NEW YORK — After decades in prison, three men were cleared Friday in one of the most horrifying crimes of New York's violent 1990s — the killing of a clerk who was set on fire in a subway toll booth.
A judge dismissed the murder convictions of Vincent Ellerbe, James Irons and Thomas Malik after Brooklyn District Attorney Eric Gonzalez cited "serious problems with the evidence on which these convictions are based." He pointed to doubts about the men's confessions and problems with witness identifications.
The three confessed to and were convicted of murdering token seller Harry Kaufman in 1995. The case resounded from New York to Washington to Hollywood, after parallels were drawn between the deadly arson and a scene in the movie "Money Train."
"The findings of an exhaustive, years-long reinvestigation of this case leave us unable to stand by the convictions," Brooklyn District Attorney Eric Gonzalez said in a release.

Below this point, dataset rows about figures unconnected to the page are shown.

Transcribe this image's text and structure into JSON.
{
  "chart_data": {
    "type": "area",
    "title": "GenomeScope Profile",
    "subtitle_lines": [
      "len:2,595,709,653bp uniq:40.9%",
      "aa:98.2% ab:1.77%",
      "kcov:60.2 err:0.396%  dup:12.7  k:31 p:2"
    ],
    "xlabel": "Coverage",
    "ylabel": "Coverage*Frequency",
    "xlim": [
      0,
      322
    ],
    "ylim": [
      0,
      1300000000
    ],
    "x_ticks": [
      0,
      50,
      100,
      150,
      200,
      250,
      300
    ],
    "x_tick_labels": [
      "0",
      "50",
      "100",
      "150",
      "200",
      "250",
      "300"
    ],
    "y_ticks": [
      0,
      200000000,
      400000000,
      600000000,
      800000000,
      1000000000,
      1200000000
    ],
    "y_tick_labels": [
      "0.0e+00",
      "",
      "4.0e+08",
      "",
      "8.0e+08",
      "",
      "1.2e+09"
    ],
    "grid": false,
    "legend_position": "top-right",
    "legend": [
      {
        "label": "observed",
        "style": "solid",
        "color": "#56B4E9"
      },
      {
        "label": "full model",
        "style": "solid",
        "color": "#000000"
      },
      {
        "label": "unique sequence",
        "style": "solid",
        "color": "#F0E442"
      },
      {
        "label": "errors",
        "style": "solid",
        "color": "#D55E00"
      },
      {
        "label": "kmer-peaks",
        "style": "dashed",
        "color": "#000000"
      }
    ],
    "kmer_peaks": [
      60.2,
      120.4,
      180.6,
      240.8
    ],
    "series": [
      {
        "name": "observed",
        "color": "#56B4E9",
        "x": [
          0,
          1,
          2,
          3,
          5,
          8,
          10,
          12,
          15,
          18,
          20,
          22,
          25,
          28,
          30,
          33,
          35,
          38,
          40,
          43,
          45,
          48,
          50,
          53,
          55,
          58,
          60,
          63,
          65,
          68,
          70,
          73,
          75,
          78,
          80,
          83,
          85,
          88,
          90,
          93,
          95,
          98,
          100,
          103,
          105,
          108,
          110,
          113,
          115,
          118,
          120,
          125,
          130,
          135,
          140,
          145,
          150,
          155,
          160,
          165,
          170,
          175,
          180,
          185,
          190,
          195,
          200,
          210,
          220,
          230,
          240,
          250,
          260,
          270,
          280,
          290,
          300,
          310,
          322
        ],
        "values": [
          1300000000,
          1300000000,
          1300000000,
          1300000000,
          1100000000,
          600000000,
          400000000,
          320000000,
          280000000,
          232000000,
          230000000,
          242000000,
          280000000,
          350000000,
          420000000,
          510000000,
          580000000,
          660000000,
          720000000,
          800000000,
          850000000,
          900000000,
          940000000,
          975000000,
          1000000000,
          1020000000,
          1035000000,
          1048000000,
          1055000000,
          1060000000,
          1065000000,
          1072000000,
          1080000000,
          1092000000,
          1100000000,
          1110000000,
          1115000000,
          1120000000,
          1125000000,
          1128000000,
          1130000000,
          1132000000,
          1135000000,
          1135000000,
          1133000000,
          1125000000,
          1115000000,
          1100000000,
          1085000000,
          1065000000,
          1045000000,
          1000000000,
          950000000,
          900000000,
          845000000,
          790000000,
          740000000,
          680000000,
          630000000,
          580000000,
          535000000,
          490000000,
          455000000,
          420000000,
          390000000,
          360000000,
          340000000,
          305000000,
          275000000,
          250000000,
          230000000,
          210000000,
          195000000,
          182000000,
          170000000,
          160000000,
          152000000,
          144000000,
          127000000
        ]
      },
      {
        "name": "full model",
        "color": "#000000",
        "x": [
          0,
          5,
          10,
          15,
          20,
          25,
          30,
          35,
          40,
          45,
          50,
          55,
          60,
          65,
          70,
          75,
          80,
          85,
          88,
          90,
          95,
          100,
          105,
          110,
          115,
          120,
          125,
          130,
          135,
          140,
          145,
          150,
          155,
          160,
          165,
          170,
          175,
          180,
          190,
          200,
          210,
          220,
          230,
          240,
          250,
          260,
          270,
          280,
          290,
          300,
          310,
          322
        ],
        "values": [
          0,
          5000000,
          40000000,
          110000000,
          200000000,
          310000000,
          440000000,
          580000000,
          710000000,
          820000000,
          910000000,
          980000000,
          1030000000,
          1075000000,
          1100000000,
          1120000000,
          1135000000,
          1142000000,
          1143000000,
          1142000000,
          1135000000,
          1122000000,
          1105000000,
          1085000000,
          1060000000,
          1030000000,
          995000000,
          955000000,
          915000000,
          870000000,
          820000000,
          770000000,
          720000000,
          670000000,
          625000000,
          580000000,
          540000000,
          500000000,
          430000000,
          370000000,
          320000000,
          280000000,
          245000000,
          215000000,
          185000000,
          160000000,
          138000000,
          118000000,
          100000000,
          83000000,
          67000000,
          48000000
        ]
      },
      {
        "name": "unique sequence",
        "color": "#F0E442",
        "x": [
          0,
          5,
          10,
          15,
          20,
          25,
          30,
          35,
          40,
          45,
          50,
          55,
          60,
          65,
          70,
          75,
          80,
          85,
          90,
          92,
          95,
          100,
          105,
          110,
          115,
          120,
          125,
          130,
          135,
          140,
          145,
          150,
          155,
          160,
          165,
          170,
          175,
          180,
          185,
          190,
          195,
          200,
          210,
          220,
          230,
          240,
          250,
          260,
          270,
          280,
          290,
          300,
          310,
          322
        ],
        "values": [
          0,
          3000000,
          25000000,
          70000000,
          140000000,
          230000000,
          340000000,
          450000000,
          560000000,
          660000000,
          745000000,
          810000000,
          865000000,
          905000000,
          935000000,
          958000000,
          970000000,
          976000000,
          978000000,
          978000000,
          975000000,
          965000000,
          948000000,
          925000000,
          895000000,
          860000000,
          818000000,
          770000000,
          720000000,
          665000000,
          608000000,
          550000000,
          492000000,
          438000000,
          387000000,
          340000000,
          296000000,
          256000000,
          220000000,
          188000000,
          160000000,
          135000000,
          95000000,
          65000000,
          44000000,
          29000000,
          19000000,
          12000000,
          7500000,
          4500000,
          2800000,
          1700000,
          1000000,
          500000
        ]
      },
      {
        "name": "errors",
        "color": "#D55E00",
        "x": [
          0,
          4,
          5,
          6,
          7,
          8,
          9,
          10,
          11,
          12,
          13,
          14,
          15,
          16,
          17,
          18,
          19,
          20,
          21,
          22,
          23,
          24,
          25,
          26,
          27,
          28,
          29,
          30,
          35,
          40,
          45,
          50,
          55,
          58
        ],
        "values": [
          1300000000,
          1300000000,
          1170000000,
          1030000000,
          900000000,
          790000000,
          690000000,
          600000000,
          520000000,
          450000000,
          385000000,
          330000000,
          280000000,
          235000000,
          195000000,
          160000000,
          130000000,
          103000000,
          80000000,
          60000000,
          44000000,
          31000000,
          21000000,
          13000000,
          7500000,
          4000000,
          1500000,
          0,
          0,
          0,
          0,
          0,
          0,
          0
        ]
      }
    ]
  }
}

He cited "serious problems with the evidence on which these convictions are based" and acknowledged "the harm done to these men by this failure of our system."
The confessions conflicted with evidence at the scene and with each other, and witness identifications were problematic, prosecutors say. Some of the men have long said they were coerced into falsely confessing in the case, which had a lead detective who later was repeatedly accused of forcing confessions and framing suspects.
Ellerbe, 44, was paroled in 2020, but Malik and Irons, both 45, have remained in prison.
Malik was still getting his head around the long-awaited news Friday morning that prosecutors were reconsidering the case, lawyer Ronald Kuby said.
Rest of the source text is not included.